La reseña más surrealista de un restaurante “asturiano”: “Mis hijos gritando que querían morir”
Unos niños hambrientos de cachopo no querían comer después de que el establecimiento les comunicara que se habían agotado las existencias de este plato.
Un drama desgarrador ha conmovido al mundo estos últimos días. La historia de unos activistas cachopiles dispuestos a todo para conseguir justicia -la justicia, en este caso, era un cachopo con patatas, pero es que la justicia tiene muchas y muy variadas caras-. Como en todo cuento, hay una moraleja, un héroe y un villano despiadado. Si se toma el lector un par de minutos, se desenvolverán ante sus ojos los pormenorizados detalles de un suceso de los que cambian la forma en la que se mira al mundo. Un ejemplo de lucha organizada y agitación.
Como tantos otros que a lo largo de los siglos han guerreado contra la opresión, los protagonistas de este determinante conflicto no pidieron ser la vanguardia de los anhelos de libertad del género humano, sino que fueron el destino, el capricho y el azar los que conspiraron conjuntamente para asegurarles un lugar en los libros de texto de las futuras generaciones. Todo comenzó con un inocente y rutinario acto. Un progenitor que llamó a un restaurante para encargar la comida.
Sin embargo, no sospechaba esta persona que el lugar con el contactaba era, en realidad, un enclave terrenal del mal absoluto. Unos cachopos pidió cándidamente este pobre ciudadano indefenso, que estaba a punto de ver cómo sus derechos más fundamentales eran pisoteados -tendría que consultarlo, pero así de memoria creo recordar que el derecho al cachopo está recogido en alguno de los artículos de la carta de los Derechos Humanos-.
Felicidad empanada
El caso es que, en posible violación del protocolo de Ginebra, este local, con manifiesta alevosía, le negó a la familia el acceso a la delicia guaje empanada. A la evolución celestial del escalope. A la cúspide del desarrollo humano. Al elemento más relevante de la cultura asturleonesa -empatado, quizás, con Don Pelayo y Fernando Alonso-. “Es que no nos quedan”, dijeron los malvados, en un risible intento de justificar lo injustificable. De eludir las responsabilidades de su felonía. De ensañarse con sus víctimas.
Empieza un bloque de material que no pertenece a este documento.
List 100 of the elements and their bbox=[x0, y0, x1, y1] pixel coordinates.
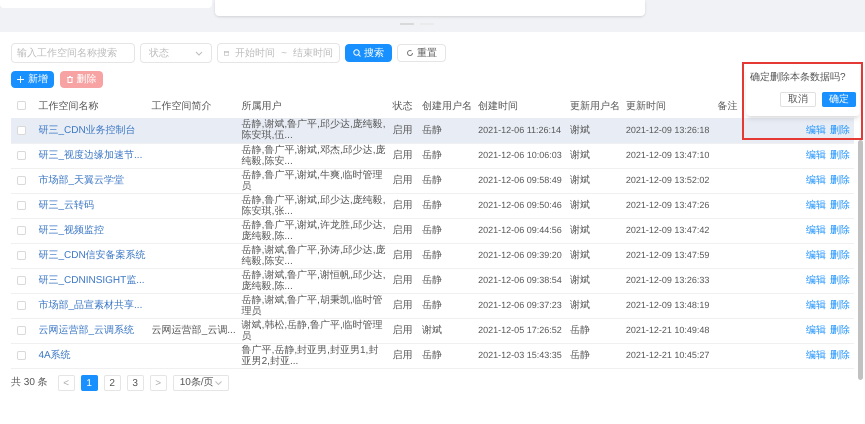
workspace-link[interactable]: 研三_CDNINSIGHT监... bbox=[38, 275, 145, 286]
table-cell: 启用 bbox=[392, 175, 413, 186]
workspace-link[interactable]: 4A系统 bbox=[38, 350, 71, 361]
column-header: 备注 bbox=[717, 100, 738, 112]
delete-link[interactable]: 删除 bbox=[830, 325, 850, 336]
table-cell: 2021-12-09 13:26:33 bbox=[626, 274, 710, 285]
table-cell: 2021-12-06 11:26:14 bbox=[478, 124, 562, 134]
table-cell: 岳静 bbox=[422, 225, 442, 236]
edit-link[interactable]: 编辑 bbox=[806, 175, 826, 186]
column-header: 状态 bbox=[392, 100, 413, 112]
delete-link[interactable]: 删除 bbox=[830, 350, 850, 361]
delete-link[interactable]: 删除 bbox=[830, 200, 850, 211]
workspace-link[interactable]: 研三_CDN信安备案系统 bbox=[38, 250, 146, 261]
table-cell: 岳静,谢斌,鲁广平,胡秉凯,临时管理员 bbox=[242, 294, 383, 316]
table-cell: 2021-12-06 09:37:23 bbox=[478, 300, 562, 310]
table-cell: 2021-12-06 09:50:46 bbox=[478, 200, 562, 210]
add-button[interactable]: 新增 bbox=[11, 71, 54, 88]
workspace-link[interactable]: 市场部_品宣素材共享... bbox=[38, 300, 142, 311]
checkbox[interactable] bbox=[17, 300, 26, 310]
search-field[interactable]: 输入工作空间名称搜索 bbox=[11, 43, 135, 63]
table-cell: 谢斌 bbox=[570, 250, 590, 261]
table-cell: 谢斌 bbox=[422, 325, 442, 336]
delete-link[interactable]: 删除 bbox=[830, 300, 850, 311]
checkbox[interactable] bbox=[17, 276, 26, 285]
delete-link[interactable]: 删除 bbox=[830, 150, 850, 161]
table-cell: 启用 bbox=[392, 200, 413, 211]
edit-link[interactable]: 编辑 bbox=[806, 250, 826, 261]
total-count: 共 30 条 bbox=[11, 376, 48, 390]
next-page-button[interactable]: > bbox=[150, 374, 167, 390]
page-button[interactable]: 1 bbox=[80, 374, 98, 390]
table-cell: 云网运营部_云调... bbox=[152, 325, 236, 336]
checkbox[interactable] bbox=[17, 200, 26, 210]
table-cell: 2021-12-03 15:43:35 bbox=[478, 350, 562, 360]
column-header: 创建用户名 bbox=[422, 100, 472, 112]
table-cell: 岳静,鲁广平,谢斌,邱少达,庞纯毅,陈安琪,张... bbox=[242, 194, 386, 216]
edit-link[interactable]: 编辑 bbox=[806, 275, 826, 286]
table-cell: 谢斌 bbox=[570, 275, 590, 286]
confirm-message: 确定删除本条数据吗? bbox=[750, 71, 846, 84]
edit-link[interactable]: 编辑 bbox=[806, 150, 826, 161]
table-cell: 谢斌 bbox=[570, 300, 590, 311]
table-cell: 启用 bbox=[392, 124, 413, 136]
edit-link[interactable]: 编辑 bbox=[806, 350, 826, 361]
table-cell: 2021-12-09 13:47:59 bbox=[626, 250, 710, 260]
column-header: 更新用户名 bbox=[570, 100, 620, 112]
checkbox[interactable] bbox=[17, 176, 26, 185]
workspace-link[interactable]: 研三_CDN业务控制台 bbox=[38, 124, 136, 136]
delete-link[interactable]: 删除 bbox=[830, 225, 850, 236]
table-cell: 2021-12-21 10:45:27 bbox=[626, 350, 710, 360]
page-size-select[interactable]: 10条/页 bbox=[172, 374, 229, 390]
workspace-link[interactable]: 研三_云转码 bbox=[38, 200, 94, 211]
table-cell: 谢斌 bbox=[570, 175, 590, 186]
confirm-button[interactable]: 确定 bbox=[822, 92, 856, 107]
checkbox[interactable] bbox=[17, 126, 26, 135]
table-cell: 岳静 bbox=[422, 124, 442, 136]
scrollbar[interactable] bbox=[858, 140, 863, 380]
trash-icon bbox=[66, 76, 72, 83]
table-cell: 岳静,鲁广平,谢斌,牛爽,临时管理员 bbox=[242, 170, 383, 192]
search-icon bbox=[353, 49, 361, 57]
delete-link[interactable]: 删除 bbox=[830, 275, 850, 286]
page-button[interactable]: 2 bbox=[104, 374, 121, 390]
delete-link[interactable]: 删除 bbox=[830, 124, 850, 136]
column-header: 所属用户 bbox=[242, 100, 282, 112]
delete-link[interactable]: 删除 bbox=[830, 250, 850, 261]
table-cell: 鲁广平,岳静,封亚男,封亚男1,封亚男2,封亚... bbox=[242, 344, 378, 366]
cancel-button[interactable]: 取消 bbox=[780, 92, 816, 107]
calendar-icon bbox=[224, 49, 230, 57]
checkbox[interactable] bbox=[17, 250, 26, 260]
workspace-link[interactable]: 云网运营部_云调系统 bbox=[38, 325, 134, 336]
edit-link[interactable]: 编辑 bbox=[806, 225, 826, 236]
table-cell: 启用 bbox=[392, 325, 413, 336]
search-button[interactable]: 搜索 bbox=[345, 44, 392, 62]
edit-link[interactable]: 编辑 bbox=[806, 300, 826, 311]
table-cell: 岳静 bbox=[422, 250, 442, 261]
workspace-link[interactable]: 市场部_天翼云学堂 bbox=[38, 175, 124, 186]
workspace-link[interactable]: 研三_视频监控 bbox=[38, 225, 104, 236]
reset-button[interactable]: 重置 bbox=[397, 44, 446, 62]
table-cell: 谢斌,韩松,岳静,鲁广平,临时管理员 bbox=[242, 320, 383, 342]
previous-page-button[interactable]: < bbox=[58, 374, 75, 390]
column-header: 工作空间简介 bbox=[152, 100, 212, 112]
checkbox[interactable] bbox=[17, 226, 26, 235]
table-row[interactable]: 4A系统 鲁广平,岳静,封亚男,封亚男1,封亚男2,封亚... 启用 岳静 2021-12-03 15:43:35 岳静 2021-12-21 10:45:27 编辑 删除 bbox=[11, 343, 854, 368]
checkbox[interactable] bbox=[17, 350, 26, 360]
date-range-field[interactable]: 开始时间 ~ 结束时间 bbox=[217, 43, 340, 63]
column-header: 创建时间 bbox=[478, 100, 518, 112]
table-cell: 岳静 bbox=[422, 300, 442, 311]
edit-link[interactable]: 编辑 bbox=[806, 124, 826, 136]
status-select[interactable]: 状态 bbox=[140, 43, 212, 63]
checkbox[interactable] bbox=[17, 326, 26, 335]
delete-link[interactable]: 删除 bbox=[830, 175, 850, 186]
edit-link[interactable]: 编辑 bbox=[806, 200, 826, 211]
table-cell: 2021-12-09 13:48:19 bbox=[626, 300, 710, 310]
checkbox[interactable] bbox=[17, 150, 26, 160]
table-cell: 岳静 bbox=[570, 350, 590, 361]
edit-link[interactable]: 编辑 bbox=[806, 325, 826, 336]
workspace-link[interactable]: 研三_视度边缘加速节... bbox=[38, 150, 142, 161]
checkbox[interactable] bbox=[17, 101, 26, 110]
page-button[interactable]: 3 bbox=[126, 374, 144, 390]
column-header: 更新时间 bbox=[626, 100, 666, 112]
table-cell: 岳静,鲁广平,谢斌,邓杰,邱少达,庞纯毅,陈安... bbox=[242, 144, 386, 166]
table-cell: 谢斌 bbox=[570, 150, 590, 161]
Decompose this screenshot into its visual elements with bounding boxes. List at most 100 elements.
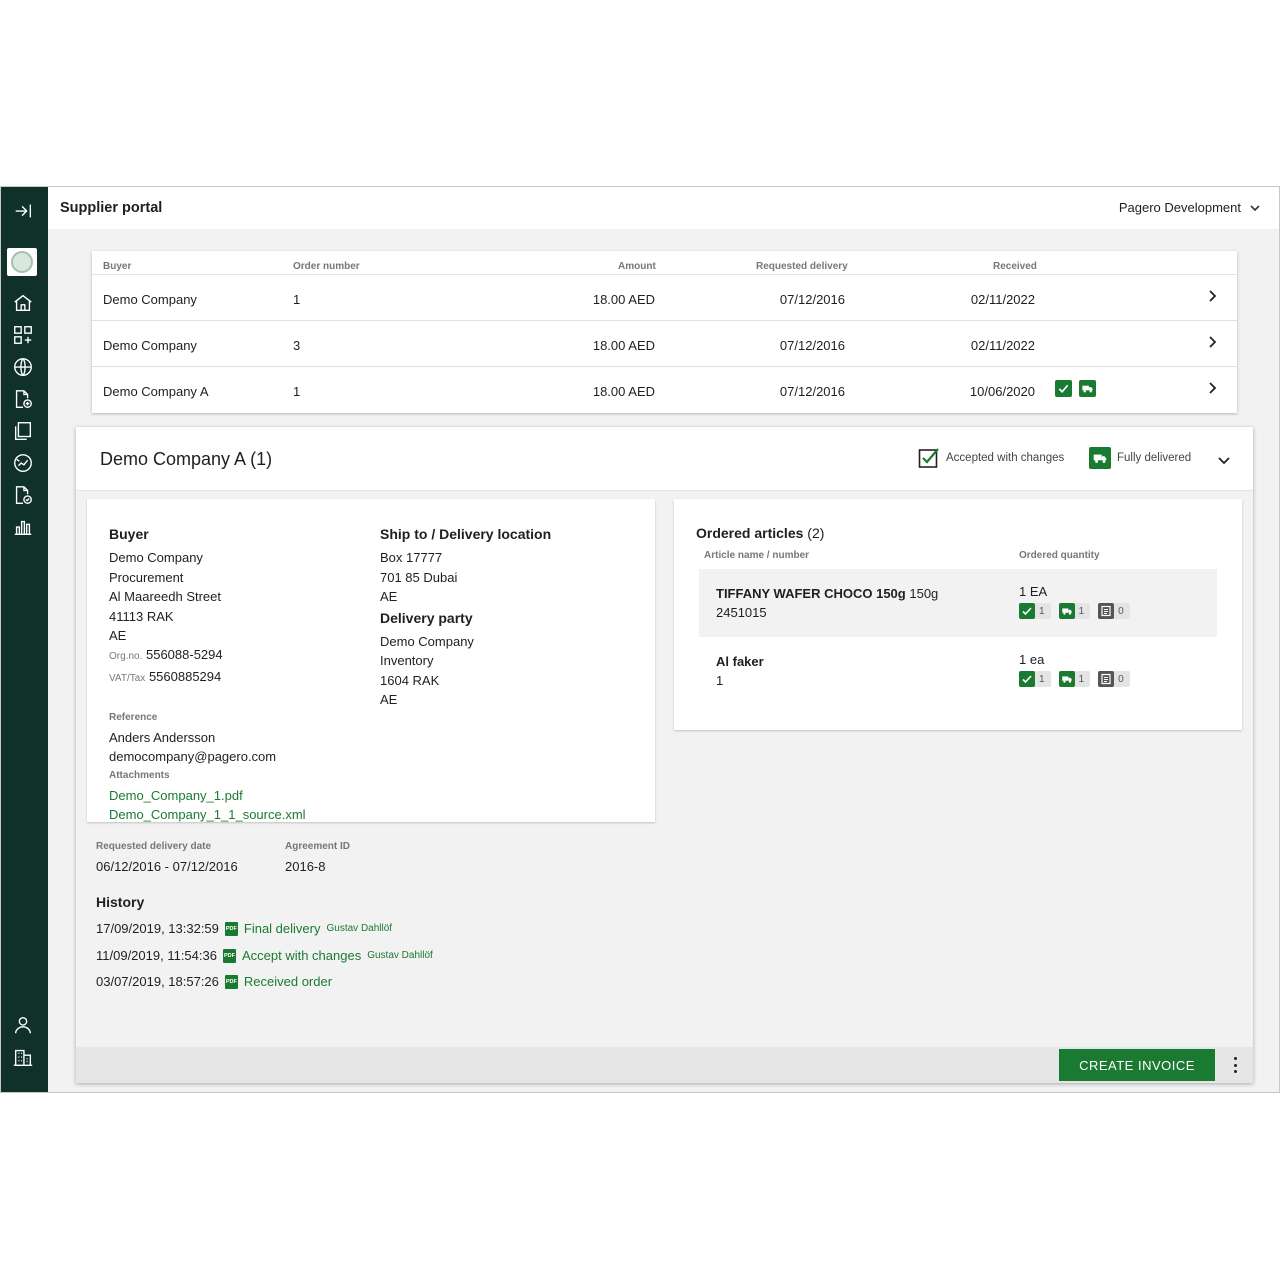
reference-name: Anders Andersson [109, 729, 216, 745]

Pero no era esta gente fácil de amedrentar. Los hijos, que fueron los principales afectados, pasaron por todas las fases de la tragedia. Primero, les invadió una desolación ciega, de esa que convierte los ojos en dos pequeñas esferas de vidrio y oprime el pecho hasta paralizar el espíritu. Una vez superada esta honda pena inicial, lejos de resignarse a su destino y al atropello de sus libertades más fundamentales, estos jóvenes pasaron a la acción, desatando la furia de aquel al que se le ha negado la felicidad más pura, esa que viene envuelta en pan rallado.
En rápida organización, usando las técnicas de tantos y tantos valientes activistas que les precedieron, comenzaron una dramática huelga de hambre. Se negaron a comer porque, parafraseando a Patrick Henry, “Denme cachopo o denme muerte”. Pocas causas más dignas. Por suerte, hubo un desenlace feliz. Porque al final llegó la caballería. En forma de abuela, concretamente. Una señora igual de heroica que, llegada del mismísimo Asturias con la determinación de auxiliar a sus nietos, se enfundó el delantal y les hizo un cachopo a cada uno. Así se calmaron los gritos de protesta y, lo que es más importante, los gritos del estómago.